Transitioning Away from MD5 Signed Certificates

Since its discovery of vulnerabilities in 2005, the usage of MD5 as a certificate signing algorithm has been strongly discouraged due to its susceptibility to attacks, posing significant security risks such as data interception and unauthorized access.

Recognizing the urgency to address this issue, we’re taking steps to phase out MD5 support in OpenVPN. However, we understand that transitioning to stronger cryptographic mechanisms may present challenges for some users.

Here’s a condensed version of the transition plan:

1. Awareness: It’s crucial to recognize if your certificates are using MD5 signatures. You can check this using OpenSSL:

    openssl x509 -in ca.crt -noout -text | grep "Signature Algorithm"
   

   If MD5 is detected, it’s recommended to switch to SHA256 or better.

2. Transitional Period: We’ve decided to implement a transitional period until May 2018, during which MD5-signed certificates will still function.

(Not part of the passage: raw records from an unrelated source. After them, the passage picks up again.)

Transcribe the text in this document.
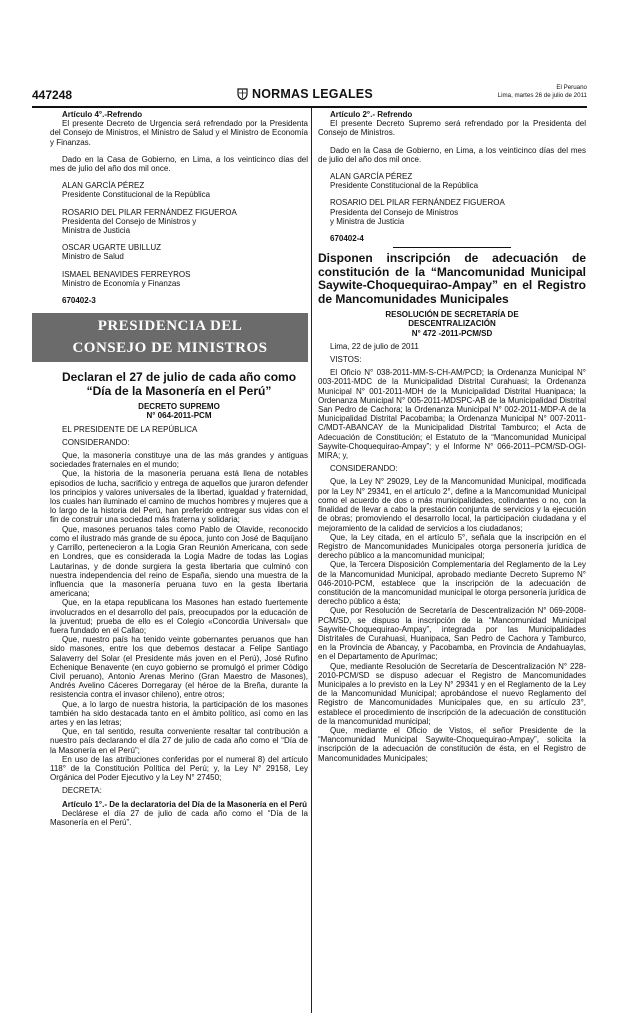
447248	NORMAS LEGALES	El Peruano
Lima, martes 26 de julio de 2011

Artículo 4°.-Refrendo

El presente Decreto de Urgencia será refrendado por la Presidenta del Consejo de Ministros, el Ministro de Salud y el Ministro de Economía y Finanzas.

Dado en la Casa de Gobierno, en Lima, a los veinticinco días del mes de julio del año dos mil once.

ALAN GARCÍA PÉREZ

Presidente Constitucional de la República

ROSARIO DEL PILAR FERNÁNDEZ FIGUEROA

Presidenta del Consejo de Ministros y

Ministra de Justicia

OSCAR UGARTE UBILLUZ

Ministro de Salud

ISMAEL BENAVIDES FERREYROS

Ministro de Economía y Finanzas

670402-3

PRESIDENCIA DEL
CONSEJO DE MINISTROS

Declaran el 27 de julio de cada año como “Día de la Masonería en el Perú”

DECRETO SUPREMO

N° 064-2011-PCM

EL PRESIDENTE DE LA REPÚBLICA

CONSIDERANDO:

Que, la masonería constituye una de las más grandes y antiguas sociedades fraternales en el mundo;

Que, la historia de la masonería peruana está llena de notables episodios de lucha, sacrificio y entrega de aquellos que juraron defender los principios y valores universales de la libertad, igualdad y fraternidad, los cuales han iluminado el camino de muchos hombres y mujeres que a lo largo de la historia del Perú, han preferido entregar sus vidas con el fin de construir una sociedad más fraterna y solidaria;

Que, masones peruanos tales como Pablo de Olavide, reconocido como el ilustrado más grande de su época, junto con José de Baquíjano y Carrillo, pertenecieron a la Logia Gran Reunión Americana, con sede en Londres, que es considerada la Logia Madre de todas las Logias Lautarinas, y de donde surgiera la gesta libertaria que culminó con nuestra independencia del reino de España, siendo una muestra de la influencia que la masonería peruana tuvo en la gesta libertaria americana;

Que, en la etapa republicana los Masones han estado fuertemente involucrados en el desarrollo del país, preocupados por la educación de la juventud; prueba de ello es el Colegio «Concordia Universal» que fuera fundado en el Callao;

Que, nuestro país ha tenido veinte gobernantes peruanos que han sido masones, entre los que debemos destacar a Felipe Santiago Salaverry del Solar (el Presidente más joven en el Perú), José Rufino Echenique Benavente (en cuyo gobierno se promulgó el primer Código Civil peruano), Antonio Arenas Merino (Gran Maestro de Masones), Andrés Avelino Cáceres Dorregaray (el héroe de la Breña, durante la resistencia contra el invasor chileno), entre otros;

Que, a lo largo de nuestra historia, la participación de los masones también ha sido destacada tanto en el ámbito político, así como en las artes y en las letras;

Que, en tal sentido, resulta conveniente resaltar tal contribución a nuestro país declarando el día 27 de julio de cada año como el “Día de la Masonería en el Perú”;

En uso de las atribuciones conferidas por el numeral 8) del artículo 118° de la Constitución Política del Perú; y, la Ley N° 29158, Ley Orgánica del Poder Ejecutivo y la Ley N° 27450;

DECRETA:

Artículo 1°.- De la declaratoria del Día de la Masonería en el Perú

Declárese el día 27 de julio de cada año como el “Día de la Masonería en el Perú”.

Artículo 2°.- Refrendo

El presente Decreto Supremo será refrendado por la Presidenta del Consejo de Ministros.

Dado en la Casa de Gobierno, en Lima, a los veinticinco días del mes de julio del año dos mil once.

ALAN GARCÍA PÉREZ

Presidente Constitucional de la República

ROSARIO DEL PILAR FERNÁNDEZ FIGUEROA

Presidenta del Consejo de Ministros

y Ministra de Justicia

670402-4

Disponen inscripción de adecuación de constitución de la “Mancomunidad Municipal Saywite-Choquequirao-Ampay” en el Registro de Mancomunidades Municipales

RESOLUCIÓN DE SECRETARÍA DE

DESCENTRALIZACIÓN

N° 472 -2011-PCM/SD

Lima, 22 de julio de 2011

VISTOS:

El Oficio N° 038-2011-MM-S-CH-AM/PCD; la Ordenanza Municipal N° 003-2011-MDC de la Municipalidad Distrital Curahuasi; la Ordenanza Municipal N° 001-2011-MDH de la Municipalidad Distrital Huanipaca; la Ordenanza Municipal N° 005-2011-MDSPC-AB de la Municipalidad Distrital San Pedro de Cachora; la Ordenanza Municipal N° 002-2011-MDP-A de la Municipalidad Distrital Pacobamba; la Ordenanza Municipal N° 007-2011-C/MDT-ABANCAY de la Municipalidad Distrital Tamburco; el Acta de Adecuación de Constitución; el Estatuto de la “Mancomunidad Municipal Saywite-Choquequirao-Ampay”; y el Informe N° 066-2011–PCM/SD-OGI-MIRA; y,

CONSIDERANDO:

Que, la Ley N° 29029, Ley de la Mancomunidad Municipal, modificada por la Ley N° 29341, en el artículo 2°, define a la Mancomunidad Municipal como el acuerdo de dos o más municipalidades, colindantes o no, con la finalidad de llevar a cabo la prestación conjunta de servicios y la ejecución de obras; promoviendo el desarrollo local, la participación ciudadana y el mejoramiento de la calidad de servicios a los ciudadanos;

Que, la Ley citada, en el artículo 5°, señala que la inscripción en el Registro de Mancomunidades Municipales otorga personería jurídica de derecho público a la mancomunidad municipal;

Que, la Tercera Disposición Complementaria del Reglamento de la Ley de la Mancomunidad Municipal, aprobado mediante Decreto Supremo N° 046-2010-PCM, establece que la inscripción de la adecuación de constitución de la mancomunidad municipal le otorga personería jurídica de derecho público a ésta;

Que, por Resolución de Secretaría de Descentralización N° 069-2008-PCM/SD, se dispuso la inscripción de la “Mancomunidad Municipal Saywite-Choquequirao-Ampay”, integrada por las Municipalidades Distritales de Curahuasi, Huanipaca, San Pedro de Cachora y Tamburco, en la Provincia de Abancay, y Pacobamba, en Provincia de Andahuaylas, en el Departamento de Apurímac;

Que, mediante Resolución de Secretaría de Descentralización N° 228-2010-PCM/SD se dispuso adecuar el Registro de Mancomunidades Municipales a lo previsto en la Ley N° 29341 y en el Reglamento de la Ley de la Mancomunidad Municipal; aprobándose el nuevo Reglamento del Registro de Mancomunidades Municipales que, en su artículo 23°, establece el procedimiento de inscripción de la adecuación de constitución de la mancomunidad municipal;

Que, mediante el Oficio de Vistos, el señor Presidente de la “Mancomunidad Municipal Saywite-Choquequirao-Ampay”, solicita la inscripción de la adecuación de constitución de ésta, en el Registro de Mancomunidades Municipales;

However, users are strongly encouraged to migrate to stronger alternatives.

3. Workarounds: If transitioning immediately isn’t feasible, there are temporary workarounds. One option is to adjust the security level in the OpenVPN configuration file (*.ovpn) on the client side:

    tls-cipher "DEFAULT:@SECLEVEL=0"
   

   Note: Setting SECLEVEL=0 allows any algorithm, including MD5. While this is not recommended for long-term security, it can serve as a temporary measure if needed.

4. Support and Resources: For users facing challenges during the transition, we’re committed to providing support and guidance. Resources such as updated software versions, third-party solutions, and manufacturer support can aid in migrating to secure certificate alternatives.

By transitioning away from MD5-signed certificates, users can mitigate security risks and ensure the integrity of their data. We’re here to support this process and ensure a smooth transition to stronger cryptographic mechanisms.